The Independent Corrupt Practices and Other Related Offences Commission (ICPC) has admonished traditional rulers, religious leaders, and civil society organisations in the country to help effect behavioural change amongst their subjects as part of their contribution to the fight against corruption.
The Chairman of ICPC, Professor Bolaji Owasanoye SAN, gave this charge in his keynote address at a one-day sensitization dialogue with traditional rulers, religious leaders and civil society organisations in the Federal Capital Territory, Abuja.
Professor Owasanoye, who described traditional and religious leaders and community based civil society groups as character moulders, noted that without combining behavioural change advocacy, much may not be achieved in the fight against corruption hence the need for the input of these stakeholders in the society.
“As religious leaders, you our Pastors and Imams, are not only spiritual guides but also moral compasses by which we measure the positive growth or otherwise of the society. As players in civil society, you are leaders in your own right with the task of standing as the voice of the voiceless to call the attention of relevant authorities to the plight and conditions of the ordinary people of our rural communities”.
The ICPC boss who maintained that the country was blessed with a lot of good people with a few bad eggs, urged the traditional and religious rulers to use their influence to support ICPC and other stakeholders in ensuring the promotion of the National Ethics and Integrity Policy, launched by President Muhammadu Buhari in September 2020.
He also charged them to be mindful of checking the constituency projects sited in their communities saying they had the right to ask questions or call the attention of ICPC when they are not satisfied with the states of the projects.
In her paper titled: “Advancing the Core Values of the National Ethics and Integrity Policy for Behavioural Change: The Role of Traditional Rulers and Religious Leaders” the spokesperson of ICPC, Azuka Ogugua explained the seven core values of the policy and how traditional and religious leaders could get involved.
On his part, the ICPC Deputy Director in the Constituency and Executive Tracking Division, Mr. Jimoh Sulahiman, identified how religious and traditional rulers can play a huge role in ensuring value for money in the constituency projects budgeted for their communities.
He said influencers such as traditional rulers, religious leaders, and civil society organisations were to closely monitor corrupt practices and transparency issues which have become rampant in the delivery of public projects in their various communities and cause change to happen by reporting observed sharp practices to ICPC.

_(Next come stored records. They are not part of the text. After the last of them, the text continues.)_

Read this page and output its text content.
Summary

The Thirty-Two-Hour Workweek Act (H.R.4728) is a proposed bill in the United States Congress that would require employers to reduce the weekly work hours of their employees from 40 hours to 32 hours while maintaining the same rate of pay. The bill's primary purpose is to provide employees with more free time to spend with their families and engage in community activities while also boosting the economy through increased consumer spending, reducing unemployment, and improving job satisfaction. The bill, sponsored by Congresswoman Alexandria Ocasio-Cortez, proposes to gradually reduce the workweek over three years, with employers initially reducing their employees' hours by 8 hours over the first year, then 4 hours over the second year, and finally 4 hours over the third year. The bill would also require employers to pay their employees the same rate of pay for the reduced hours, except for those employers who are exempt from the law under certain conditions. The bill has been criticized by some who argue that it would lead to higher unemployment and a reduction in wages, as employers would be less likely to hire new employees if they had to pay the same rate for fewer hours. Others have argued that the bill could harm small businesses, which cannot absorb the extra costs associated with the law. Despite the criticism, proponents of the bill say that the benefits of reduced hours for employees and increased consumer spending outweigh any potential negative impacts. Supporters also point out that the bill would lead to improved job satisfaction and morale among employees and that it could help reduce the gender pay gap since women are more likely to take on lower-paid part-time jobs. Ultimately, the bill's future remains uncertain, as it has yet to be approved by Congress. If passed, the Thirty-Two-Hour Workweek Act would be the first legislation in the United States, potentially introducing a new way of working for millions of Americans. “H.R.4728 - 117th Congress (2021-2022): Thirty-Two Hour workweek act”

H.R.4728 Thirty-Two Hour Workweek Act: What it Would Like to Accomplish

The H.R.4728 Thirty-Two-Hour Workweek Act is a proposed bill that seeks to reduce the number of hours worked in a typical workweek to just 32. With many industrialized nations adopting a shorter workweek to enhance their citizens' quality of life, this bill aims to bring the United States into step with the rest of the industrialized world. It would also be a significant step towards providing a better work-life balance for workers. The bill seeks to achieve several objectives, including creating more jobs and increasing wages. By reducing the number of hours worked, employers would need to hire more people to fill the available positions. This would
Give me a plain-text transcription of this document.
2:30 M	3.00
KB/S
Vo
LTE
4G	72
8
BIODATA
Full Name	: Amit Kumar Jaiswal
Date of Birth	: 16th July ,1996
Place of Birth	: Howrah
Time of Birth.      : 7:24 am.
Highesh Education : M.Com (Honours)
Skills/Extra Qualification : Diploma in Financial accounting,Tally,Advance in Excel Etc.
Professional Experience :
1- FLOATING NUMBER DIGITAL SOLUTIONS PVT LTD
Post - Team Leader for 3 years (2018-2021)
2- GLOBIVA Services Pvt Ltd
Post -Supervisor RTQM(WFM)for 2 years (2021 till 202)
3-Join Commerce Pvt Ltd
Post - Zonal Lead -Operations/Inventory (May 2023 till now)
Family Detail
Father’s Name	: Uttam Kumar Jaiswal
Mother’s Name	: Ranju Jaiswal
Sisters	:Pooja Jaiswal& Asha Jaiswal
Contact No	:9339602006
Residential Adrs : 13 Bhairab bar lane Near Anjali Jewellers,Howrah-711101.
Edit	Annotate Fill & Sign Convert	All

“Participate in the governance process, engage your representatives in project determination. Do not confer undue advantages such as chieftaincy titles or positions on those you are expected to demand accountability and transparency from in the discharge of their service to your communities. By virtue of your positions, you are GOLD (if gold should rust, what would the iron do?)” he stated.
The programme had in attendance the Primate of the Anglican Communion in Nigeria, His Grace Henry C. Ndukuba, as well as representatives of the Nigerian Supreme Council of Islamic Affairs (NSCIA), Christian Association of Nigeria (CAN), traditional rulers, civil society organizations and youth groups.